Par Olivier de Berranger, CIO, La Financière de l’Echiquier
« Même si l’économie entre en récession, nous devons faire baisser l’inflation. » Difficile d’être plus clair que cette déclaration de Loretta Mester, la Présidente de la Fed de Cleveland. Dans des mots plus pesés, Jerome Powell, Président de la Réserve fédérale américaine (Fed), n’avait pas dit autre chose lors du symposium des banques centrales à Jackson Hole fin août. Un avertissement qui, après une euphorie exagérée pendant l’été, a rappelé aux marchés une réalité déplaisante : les banques centrales ne seront plus un soutien, et ce pour longtemps. Cette nouvelle donne est lourde de conséquences, tant les investisseurs se sont habitués depuis plus d’une décennie à ce que les grands argentiers du monde viennent à leur secours à la moindre faiblesse. Pour autant, malgré l’importance de son impact, la politique monétaire n’est pas le seul déterminant des marchés. Les dynamiques économiques en constituent un autre que l’on aurait tort de négliger. Et sur ce front, les perspectives ne sont peut-être pas si noires, en particulier aux Etats-Unis.

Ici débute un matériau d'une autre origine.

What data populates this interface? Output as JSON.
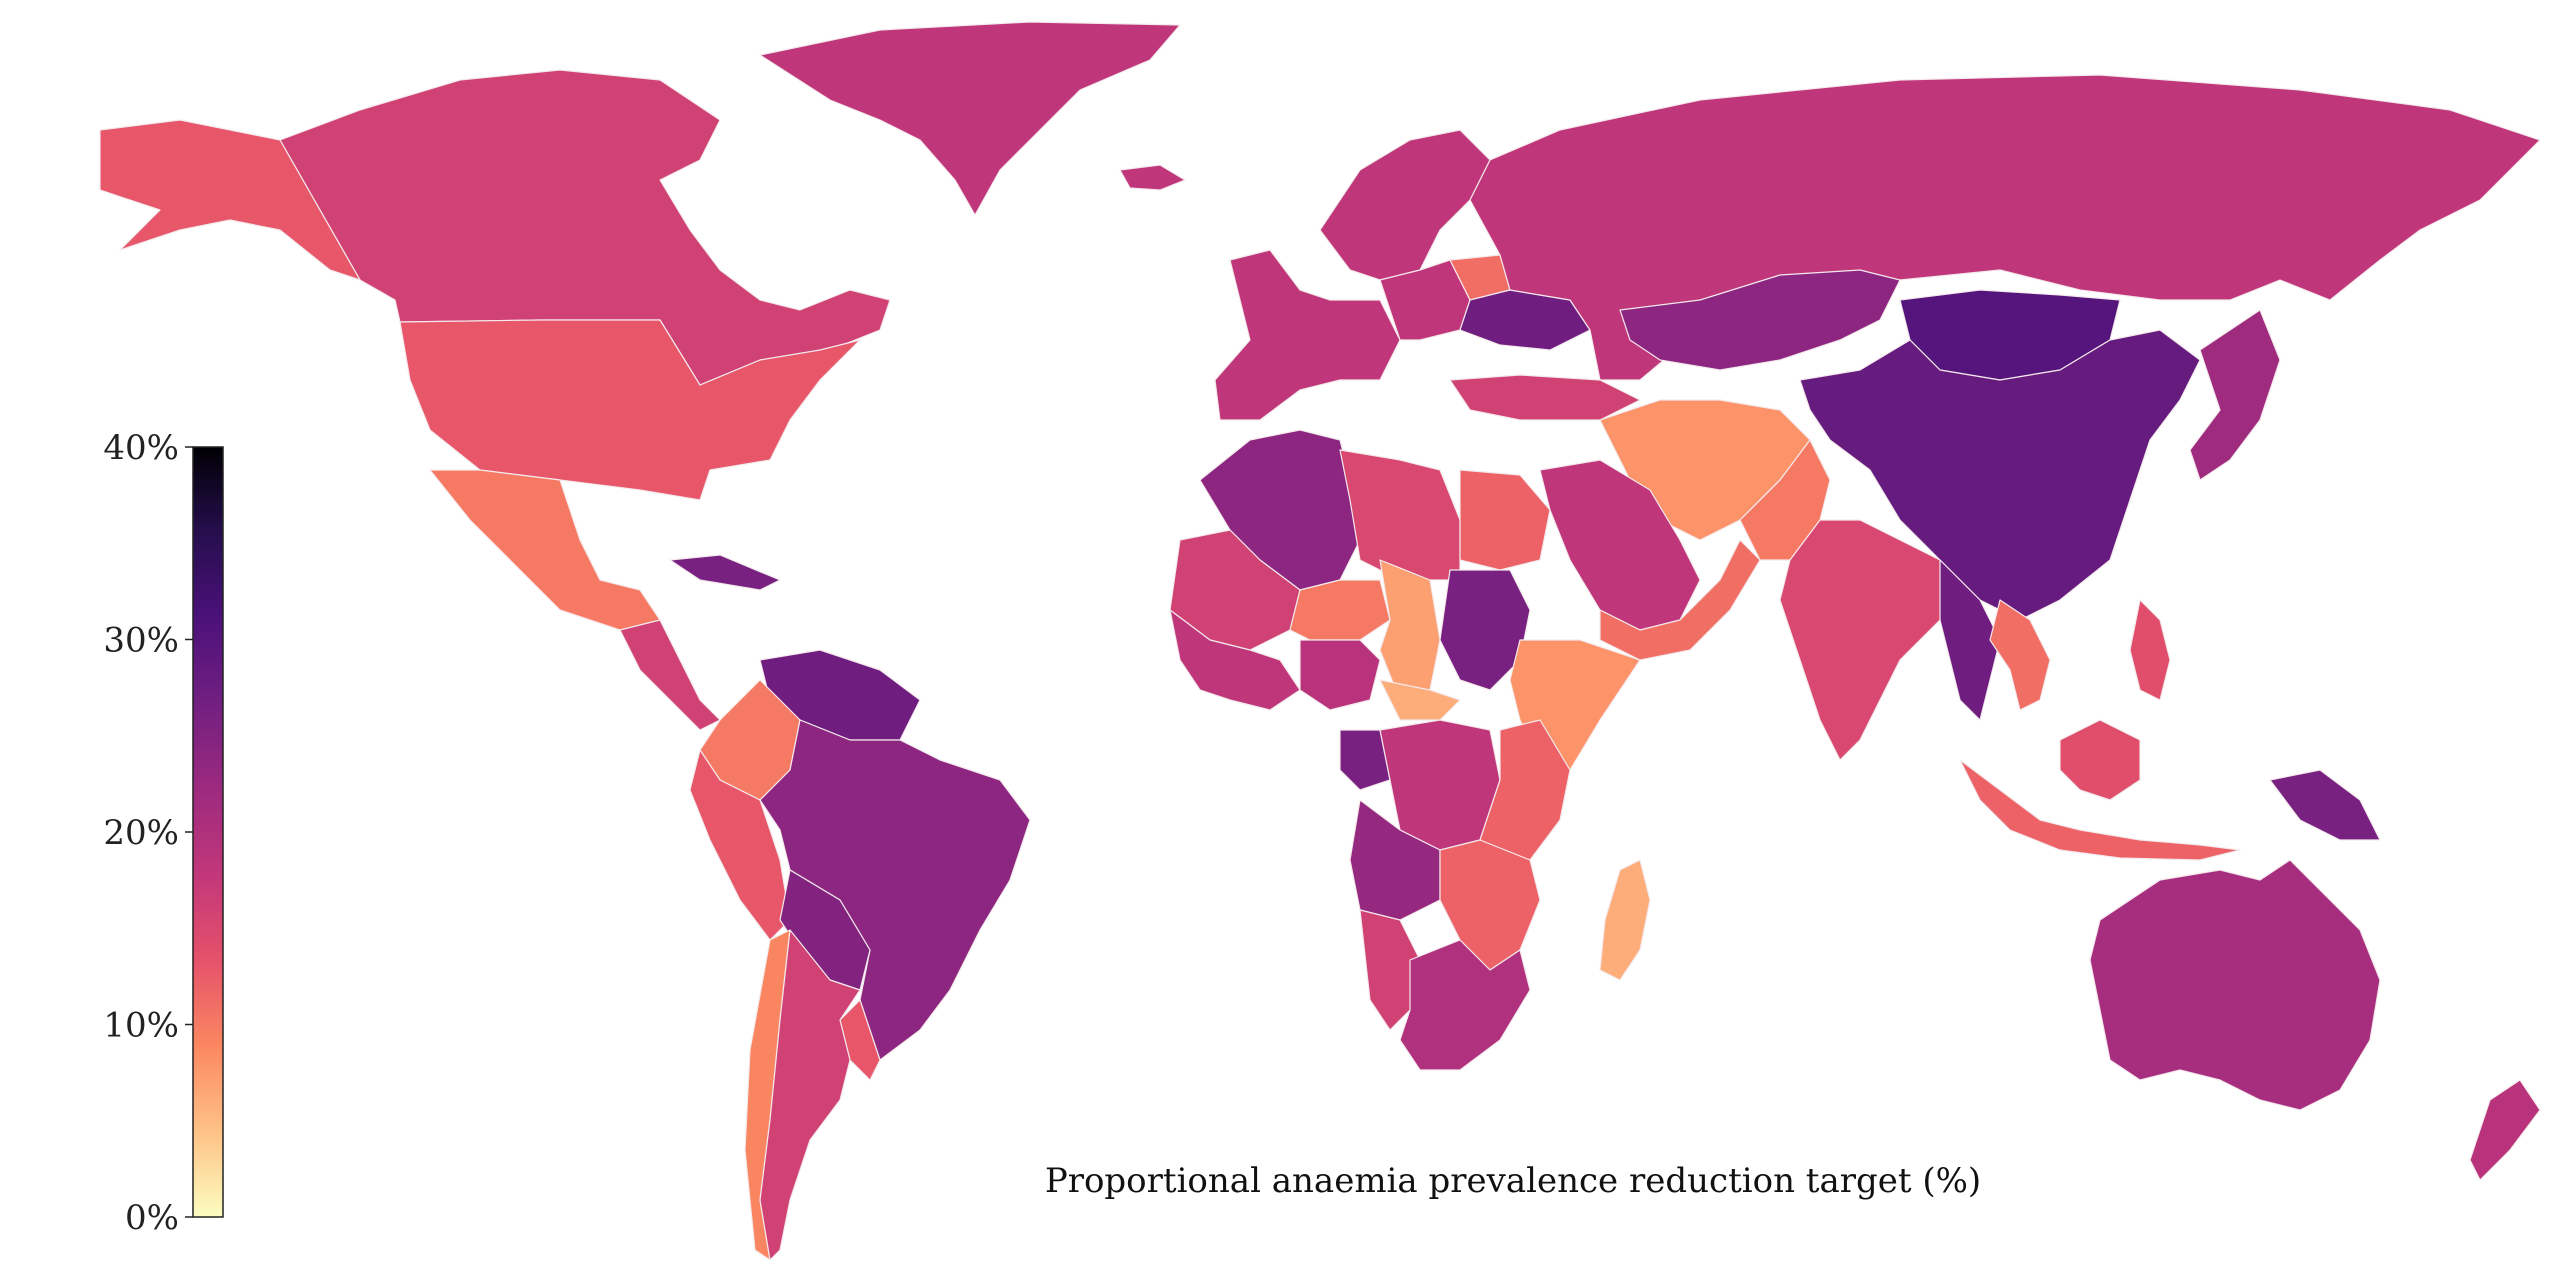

Prenons tout d’abord l’inflation. Au-delà des chiffres mensuels, force est de constater que de nombreux éléments pointent vers une décrue progressive des tensions inflationnistes. Du côté des transports, forts contributeurs à l’inflation au printemps 2021, nous constatons un recul continu du coût des véhicules d’occasion ainsi qu’une reconstitution des stocks de véhicules neufs, ce qui devrait permettre de stabiliser les prix. Plus globalement, le désengorgement progressif des goulets d’étranglement qui ont perturbé les chaînes d’approvisionnement mondiales ces derniers trimestres devrait contribuer à apaiser les tensions sur les prix des biens de consommation. Côté immobilier, principal contributeur à l’inflation ces derniers mois, la tendance est également à la modération. La demande chute, tant du côté des transactions que des demandes de financement, tandis que les stocks se reconstituent. Cette situation ne peut se traduire que par le recul de l’inflation immobilière dans les prochains mois. Enfin, le fort renforcement du dollar contre la plupart des devises permettra une désinflation des produits importés.
Ces perspectives baissières sur l’inflation constituent de bonnes nouvelles pour les acteurs économiques. Elles s’accompagnent néanmoins d’éléments moins positifs, en particulier la consommation qui marque le pas, des risques de surstockage qui émergent et un effet richesse négatif induit par la baisse prochaine des prix immobiliers. L’économie américaine dispose toutefois aujourd’hui de plusieurs filets de sécurité. Tout d’abord, les ménages commencent tout juste à puiser dans les très importantes réserves d’épargnes accumulées pendant la crise Covid. Ensuite, familles comme entreprises ne présentent globalement pas d’excès d’endettement et la profitabilité des entreprises s’est maintenue pour l’heure à un niveau élevé. Enfin, le marché du travail demeure très solide. Les demandes d’allocation chômage augmentent très modérément et les nouvelles demandes diminuent même depuis quelques semaines. Le nombre de postes ouverts reste élevé comparativement au nombre de demandeurs d’emplois et, les créations de postes restent solides, avec plus de 300 000 emplois créés en août.
Si le chemin reste étroit, les données économiques permettent pour l’heure de cultiver l’espoir d’un ̎atterrissage en douceur ̎. Autrement dit, un scénario où la Fed poursuivrait jusqu’au bout son resserrement monétaire sans provoquer un ralentissement de l’économie américaine plus marqué que celui observé ces derniers mois. Un contexte qui serait idéal pour permettre aux marchés actions de retrouver de l’allant sur des fondamentaux sains.